Ataques à democracia
Gilmar Mendes disse ainda que o país entrou "em uma processo de acendrada polarização, no final do primeiro governo Dilma [Rousseff] e no início do segundo governo Dilma". 

"O tribunal, em geral, ficou isolado. A mídia fez esse tipo de eco. O Supremo foi muito vilipendiado nesse contexto, embora o tribunal tivesse um ativo consigo. Foi o tribunal que condenou os mensaleiros, foi o tribunal que levou a cabo sem produzir diatribes processuais, sem produzir violações. Só mandou prender depois do trânsito em julgado", apontou. 
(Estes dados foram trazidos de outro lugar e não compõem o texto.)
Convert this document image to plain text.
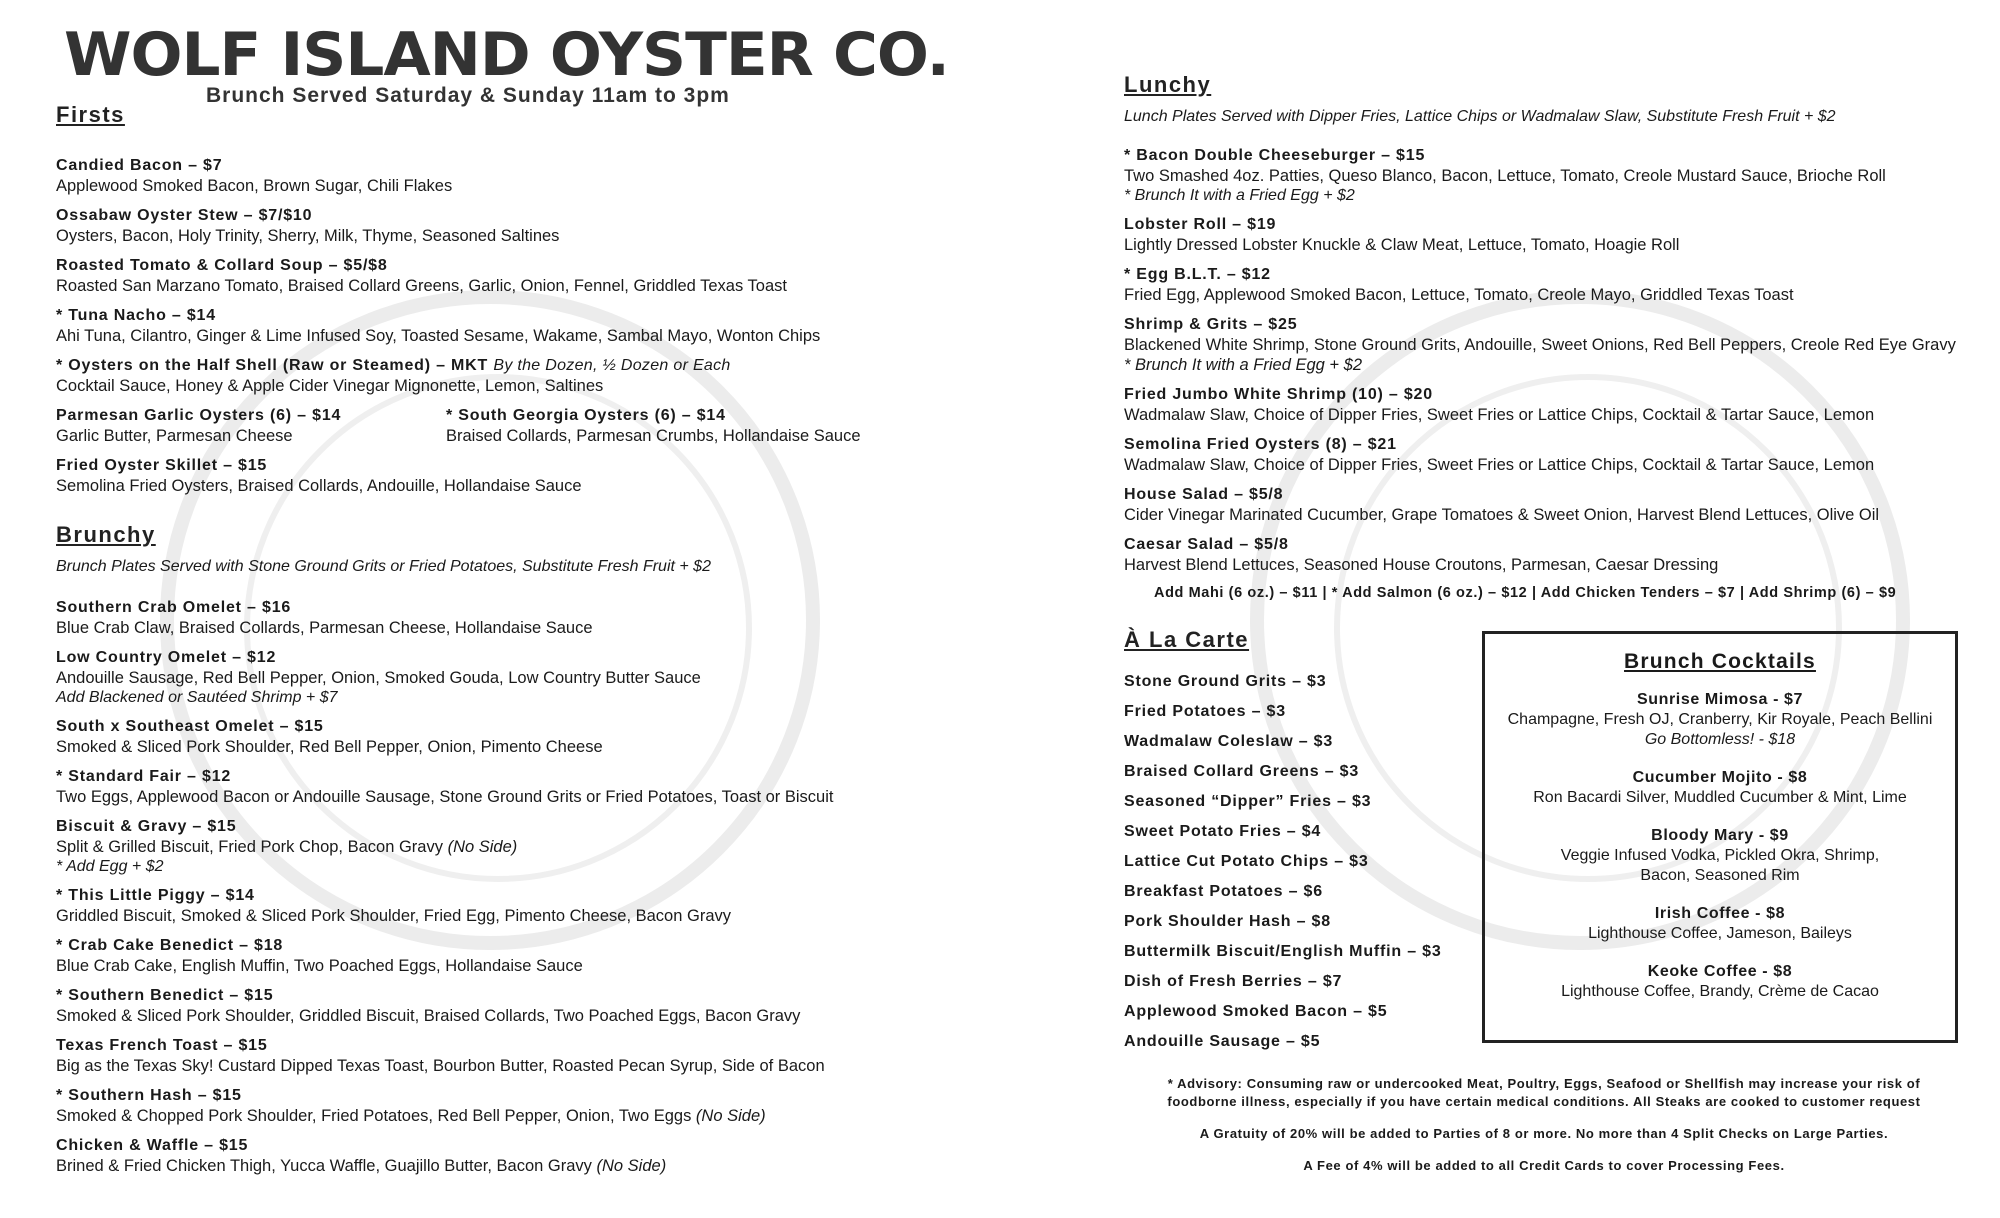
WOLF ISLAND OYSTER CO.
Brunch Served Saturday & Sunday 11am to 3pm
Firsts
Candied Bacon – $7
Applewood Smoked Bacon, Brown Sugar, Chili Flakes
Ossabaw Oyster Stew – $7/$10
Oysters, Bacon, Holy Trinity, Sherry, Milk, Thyme, Seasoned Saltines
Roasted Tomato & Collard Soup – $5/$8
Roasted San Marzano Tomato, Braised Collard Greens, Garlic, Onion, Fennel, Griddled Texas Toast
* Tuna Nacho – $14
Ahi Tuna, Cilantro, Ginger & Lime Infused Soy, Toasted Sesame, Wakame, Sambal Mayo, Wonton Chips
* Oysters on the Half Shell (Raw or Steamed) – MKT By the Dozen, ½ Dozen or Each
Cocktail Sauce, Honey & Apple Cider Vinegar Mignonette, Lemon, Saltines
Parmesan Garlic Oysters (6) – $14
Garlic Butter, Parmesan Cheese
* South Georgia Oysters (6) – $14
Braised Collards, Parmesan Crumbs, Hollandaise Sauce
Fried Oyster Skillet – $15
Semolina Fried Oysters, Braised Collards, Andouille, Hollandaise Sauce
Brunchy
Brunch Plates Served with Stone Ground Grits or Fried Potatoes, Substitute Fresh Fruit + $2
Southern Crab Omelet – $16
Blue Crab Claw, Braised Collards, Parmesan Cheese, Hollandaise Sauce
Low Country Omelet – $12
Andouille Sausage, Red Bell Pepper, Onion, Smoked Gouda, Low Country Butter Sauce
Add Blackened or Sautéed Shrimp + $7
South x Southeast Omelet – $15
Smoked & Sliced Pork Shoulder, Red Bell Pepper, Onion, Pimento Cheese
* Standard Fair – $12
Two Eggs, Applewood Bacon or Andouille Sausage, Stone Ground Grits or Fried Potatoes, Toast or Biscuit
Biscuit & Gravy – $15
Split & Grilled Biscuit, Fried Pork Chop, Bacon Gravy (No Side)
* Add Egg + $2
* This Little Piggy – $14
Griddled Biscuit, Smoked & Sliced Pork Shoulder, Fried Egg, Pimento Cheese, Bacon Gravy
* Crab Cake Benedict – $18
Blue Crab Cake, English Muffin, Two Poached Eggs, Hollandaise Sauce
* Southern Benedict – $15
Smoked & Sliced Pork Shoulder, Griddled Biscuit, Braised Collards, Two Poached Eggs, Bacon Gravy
Texas French Toast – $15
Big as the Texas Sky! Custard Dipped Texas Toast, Bourbon Butter, Roasted Pecan Syrup, Side of Bacon
* Southern Hash – $15
Smoked & Chopped Pork Shoulder, Fried Potatoes, Red Bell Pepper, Onion, Two Eggs (No Side)
Chicken & Waffle – $15
Brined & Fried Chicken Thigh, Yucca Waffle, Guajillo Butter, Bacon Gravy (No Side)
Lunchy
Lunch Plates Served with Dipper Fries, Lattice Chips or Wadmalaw Slaw, Substitute Fresh Fruit + $2
* Bacon Double Cheeseburger – $15
Two Smashed 4oz. Patties, Queso Blanco, Bacon, Lettuce, Tomato, Creole Mustard Sauce, Brioche Roll
* Brunch It with a Fried Egg + $2
Lobster Roll – $19
Lightly Dressed Lobster Knuckle & Claw Meat, Lettuce, Tomato, Hoagie Roll
* Egg B.L.T. – $12
Fried Egg, Applewood Smoked Bacon, Lettuce, Tomato, Creole Mayo, Griddled Texas Toast
Shrimp & Grits – $25
Blackened White Shrimp, Stone Ground Grits, Andouille, Sweet Onions, Red Bell Peppers, Creole Red Eye Gravy * Brunch It with a Fried Egg + $2
Fried Jumbo White Shrimp (10) – $20
Wadmalaw Slaw, Choice of Dipper Fries, Sweet Fries or Lattice Chips, Cocktail & Tartar Sauce, Lemon
Semolina Fried Oysters (8) – $21
Wadmalaw Slaw, Choice of Dipper Fries, Sweet Fries or Lattice Chips, Cocktail & Tartar Sauce, Lemon
House Salad – $5/8
Cider Vinegar Marinated Cucumber, Grape Tomatoes & Sweet Onion, Harvest Blend Lettuces, Olive Oil
Caesar Salad – $5/8
Harvest Blend Lettuces, Seasoned House Croutons, Parmesan, Caesar Dressing
Add Mahi (6 oz.) – $11 | * Add Salmon (6 oz.) – $12 | Add Chicken Tenders – $7 | Add Shrimp (6) – $9
À La Carte
Stone Ground Grits – $3
Fried Potatoes – $3
Wadmalaw Coleslaw – $3
Braised Collard Greens – $3
Seasoned “Dipper” Fries – $3
Sweet Potato Fries – $4
Lattice Cut Potato Chips – $3
Breakfast Potatoes – $6
Pork Shoulder Hash – $8
Buttermilk Biscuit/English Muffin – $3
Dish of Fresh Berries – $7
Applewood Smoked Bacon – $5
Andouille Sausage – $5
Brunch Cocktails
Sunrise Mimosa - $7
Champagne, Fresh OJ, Cranberry, Kir Royale, Peach Bellini
Go Bottomless! - $18
Cucumber Mojito - $8
Ron Bacardi Silver, Muddled Cucumber & Mint, Lime
Bloody Mary - $9
Veggie Infused Vodka, Pickled Okra, Shrimp,
Bacon, Seasoned Rim
Irish Coffee - $8
Lighthouse Coffee, Jameson, Baileys
Keoke Coffee - $8
Lighthouse Coffee, Brandy, Crème de Cacao

* Advisory: Consuming raw or undercooked Meat, Poultry, Eggs, Seafood or Shellfish may increase your risk of
foodborne illness, especially if you have certain medical conditions. All Steaks are cooked to customer request

A Gratuity of 20% will be added to Parties of 8 or more. No more than 4 Split Checks on Large Parties.

A Fee of 4% will be added to all Credit Cards to cover Processing Fees.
Para Gilmar, é preciso fortalecer a democracia e criticar fortemente aqueles que, de alguma forma, por discurso, por prática, a ameaçam.

"Devemos estar atentos e, a cada sinal, especialmente partindo de pessoas com responsabilidade institucional, devemos criticar ou mesmo reprimir. Clamar pela restauração do regime militar é um crime contra a democracia, contra a segurança nacional. Quando alguma autoridade se investe de um poder incontrastável ou soberano, ela de fato ameaça a democracia", defendeu. 

Gilmar também falou sobre o uso de provas ilícitas em benefício do réu. Para ele, uma informação que isenta alguém de responsabilidade por um homicídio, ainda que tenha sido obtido ilicitamente, deve ser de alguma forma reconhecida.

"Esse é um debate que certamente vamos ter na turma, se chegarmos a esse ponto da questão, sobre o uso das informações vindas do The Intercept. Mas aí uma curiosidade e uma observação: quem defendia o uso de prova ilícita até ontem eram os lavajatistas. Nas dez medidas [de combate à corrupção], estava lá que a prova ilícita de boa-fé deveria ser utilizada.

Mudanças no Supremo
Ao ser questionado sobre a presença de um ministro evangélico no Supremo, o ministro afirmou que é preciso saber, primeiro, ler a Constituição. "É fundamental que tenha a reputação ilibada e notável saber jurídico. O critério religioso não faz parte do texto constitucional. As pessoas podem ter as mais diversas convicções. Poderá vir um ministro evangélico com um notável juiz, mas não deve ser escolhido por isso. Deve ser escolhido por saber aplicar bem a Constituição", disse. 

Sobre o ministro Sergio Moro em uma cadeira no Supremo, Gilmar acredita que deve ser considerado o tempo. "Isso terá que ser considerado no seu tempo. Começamos com o Moro quase como primeiro-ministro, agora já não se sabe mais nem se ele será ministro amanhã, se continua [no governo] ou em que condições continua. Em suma, esse processo é muito dinâmico, e a política é um pouco assim. Nós estamos vivendo tempos de vertigem, de mudanças. Precisamos esperar, mas certamente não será uma indicação muito simples", disse.